Marion Larat, née le à Orléans, est une lanceuse d'alertes française. Elle est connue pour avoir été victime, à l'âge de 19 ans d’un accident vasculaire cérébral présumé consécutif à l’utilisation de pilules contraceptives. Elle a décidé de s'exprimer auprès des médias pour faire connaître le risque auprès des utilisatrices potentielles des pilules de 3e ou 4e génération, et de porter plainte contre le groupe Bayer et l’Agence nationale de sécurité du médicament. Elle a amené les pouvoirs publics à lancer une étude épidémiologique, et les gynécologues à adapter leurs prescriptions.

Biographie[modifier | modifier le code]

En juin 2006, alors qu’elle est élève de khâgne, elle est victime à son domicile familial d’un accident vasculaire cérébral (AVC) massif, et sombre dans le coma. Elle échappe de peu à la mort, mais se réveille hémiplégique et aphasique. Neuf opérations et des mois de rééducation sont nécessaires pour qu’elle retrouve progressivement la parole et une capacité à se mouvoir[1]. En 2010, une gynécologue lui apprend qu’elle est porteuse d’une thrombophilie héréditaire, c'est-à-dire d'une anomalie génétique accentuant la coagulation sanguine et contre-indiquant la contraception orale, ce dont ne l’avait pas informé la spécialiste consultée les années précédentes[2].

Mais ce n’est qu’en juin 2012 que la CRCI (Commission régionale de conciliation et d'indemnisation des accidents médicaux) reconnaît de façon formelle le lien entre la pilule contraceptive qu’elle prenait et l’AVC subi en 2006. Cette commission lui propose une indemnité financière, et n’engage pas la responsabilité du laboratoire[1]. En contact avec l’Association des Victimes d'Embolie Pulmonaire et AVC (AVEP), Marion Larat décide alors de porter son expérience douloureuse à la connaissance des médias pour alerter sur les risques des pilules de 3e et 4e génération, pour que les gynécologues prennent davantage en compte ces risques et pour que leurs patientes soient mieux informées. Le 14 décembre 2012, son récit fait la une du journal Le Monde[3]. Elle porte également plainte contre le fabricant de la pilule, le laboratoire Bayer, et contre l’Agence nationale de sécurité du médicament (ANSM). Pour autant, elle précise aux médias[2] : « Je ne suis pas contre la pilule. Je souhaite juste que les femmes puissent choisir leur mode de contraception en connaissance de cause. »

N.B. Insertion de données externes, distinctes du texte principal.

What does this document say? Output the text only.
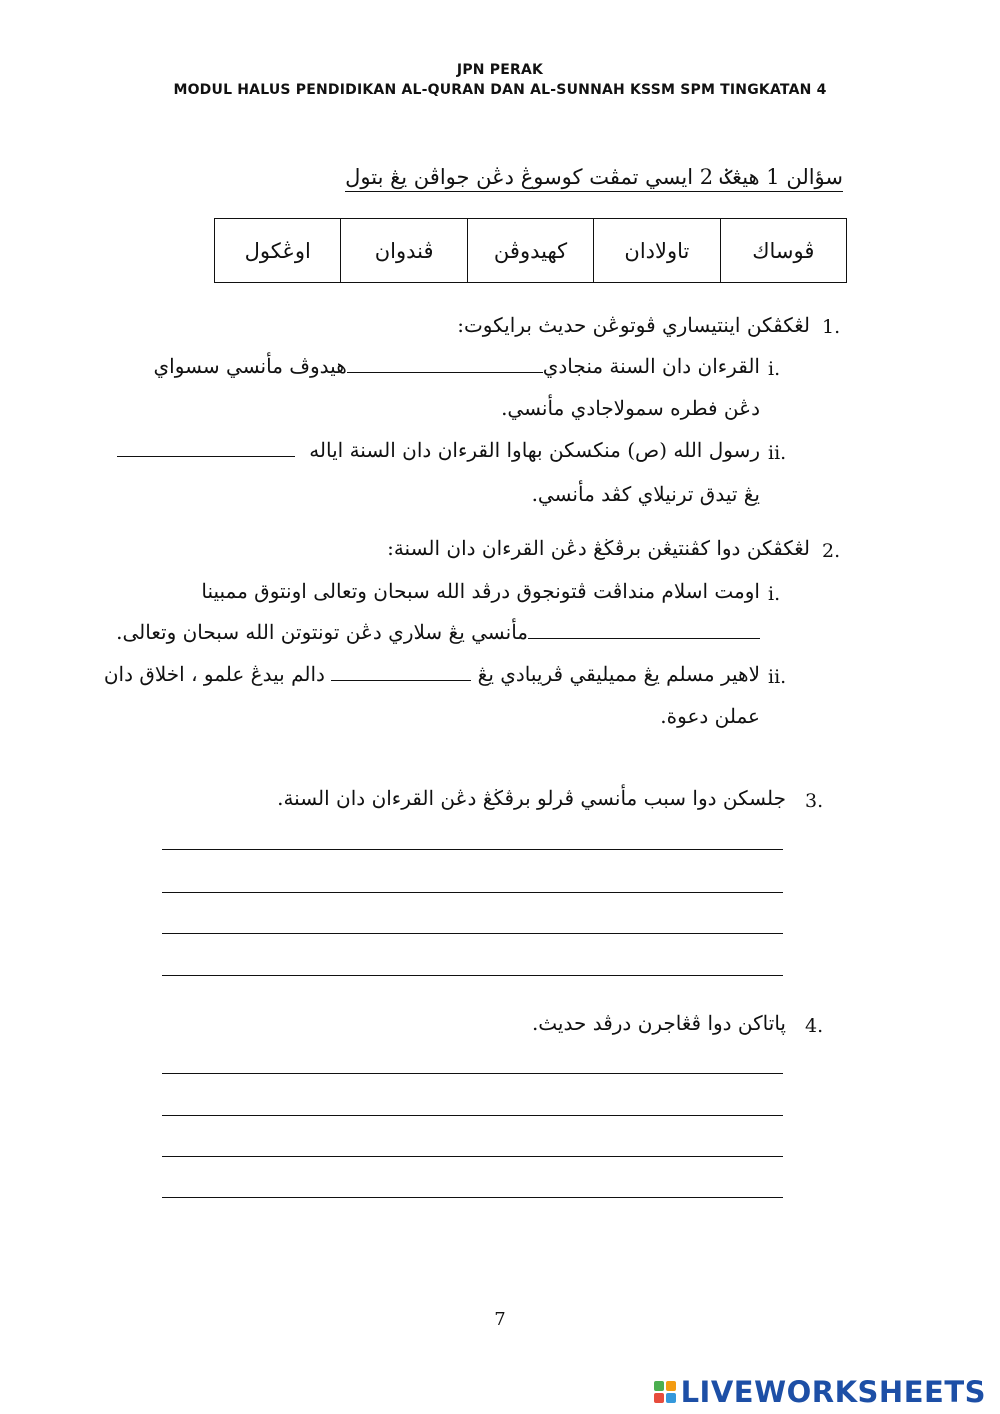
JPN PERAK
MODUL HALUS PENDIDIKAN AL-QURAN DAN AL-SUNNAH KSSM SPM TINGKATAN 4
سؤالن 1 هيڠݢ 2 ايسي تمڤت كوسوڠ دڠن جواڤن يڠ بتول
ڤوساك	تاولادان	كهيدوڤن	ڤندوان	اوڠكول
1.
لڠكڤكن اينتيساري ڤوتوڠن حديث برايكوت:
i.
القرءان دان السنة منجاديهيدوڤ مأنسي سسواي
دڠن فطره سمولاجادي مأنسي.
ii.
رسول الله (ص) منكسكن بهاوا القرءان دان السنة اياله
يڠ تيدق ترنيلاي كڤد مأنسي.
2.
لڠكڤكن دوا كڤنتيڠن برڤڬڠ دڠن القرءان دان السنة:
i.
اومت اسلام منداڤت ڤتونجوق درڤد الله سبحان وتعالى اونتوق ممبينا
مأنسي يڠ سلاري دڠن تونتوتن الله سبحان وتعالى.
ii.
لاهير مسلم يڠ مميليقي ڤريبادي يڠ  دالم بيدڠ علمو ، اخلاق دان
عملن دعوة.
3.
جلسكن دوا سبب مأنسي ڤرلو برڤڬڠ دڠن القرءان دان السنة.
4.
ڽاتاكن دوا ڤڠاجرن درڤد حديث.
7
LIVEWORKSHEETS
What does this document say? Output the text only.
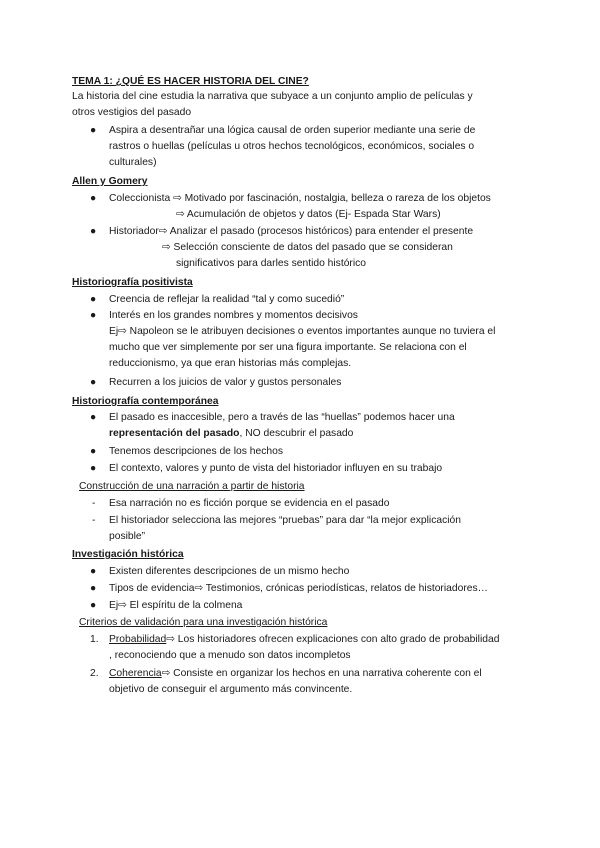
TEMA 1: ¿QUÉ ES HACER HISTORIA DEL CINE?
La historia del cine estudia la narrativa que subyace a un conjunto amplio de películas y
otros vestigios del pasado
● Aspira a desentrañar una lógica causal de orden superior mediante una serie de
rastros o huellas (películas u otros hechos tecnológicos, económicos, sociales o
culturales)
Allen y Gomery
● Coleccionista ⇨ Motivado por fascinación, nostalgia, belleza o rareza de los objetos
⇨ Acumulación de objetos y datos (Ej- Espada Star Wars)
● Historiador⇨ Analizar el pasado (procesos históricos) para entender el presente
⇨ Selección consciente de datos del pasado que se consideran
significativos para darles sentido histórico
Historiografía positivista
● Creencia de reflejar la realidad “tal y como sucedió”
● Interés en los grandes nombres y momentos decisivos
Ej⇨ Napoleon se le atribuyen decisiones o eventos importantes aunque no tuviera el
mucho que ver simplemente por ser una figura importante. Se relaciona con el
reduccionismo, ya que eran historias más complejas.
● Recurren a los juicios de valor y gustos personales
Historiografía contemporánea
● El pasado es inaccesible, pero a través de las “huellas” podemos hacer una
representación del pasado, NO descubrir el pasado
● Tenemos descripciones de los hechos
● El contexto, valores y punto de vista del historiador influyen en su trabajo
Construcción de una narración a partir de historia
- Esa narración no es ficción porque se evidencia en el pasado
- El historiador selecciona las mejores “pruebas” para dar “la mejor explicación
posible”
Investigación histórica
● Existen diferentes descripciones de un mismo hecho
● Tipos de evidencia⇨ Testimonios, crónicas periodísticas, relatos de historiadores…
● Ej⇨ El espíritu de la colmena
Criterios de validación para una investigación histórica
1. Probabilidad⇨ Los historiadores ofrecen explicaciones con alto grado de probabilidad
, reconociendo que a menudo son datos incompletos
2. Coherencia⇨ Consiste en organizar los hechos en una narrativa coherente con el
objetivo de conseguir el argumento más convincente.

Depuis, plus d’une centaine d’autres plaintes ont été déposées en France par des femmes victimes d’embolies, de thromboses ou d’AVC. En février 2014, soit à peine un an plus tard, on compte 112 plaintes visant quatorze marques de pilules et six groupes industriels[4]. Et l’ANSM confirme aussi des décès dus à un anti-acnéique, souvent prescrit comme pilule, et pris chaque jour par des centaines de milliers de femmes, le Diane-35[5]. L’écho médiatique donné au récit de Marion Larat conduit les pouvoirs publics à mieux prendre la mesure des problèmes de santé et à lancer les premières actions[6],[7].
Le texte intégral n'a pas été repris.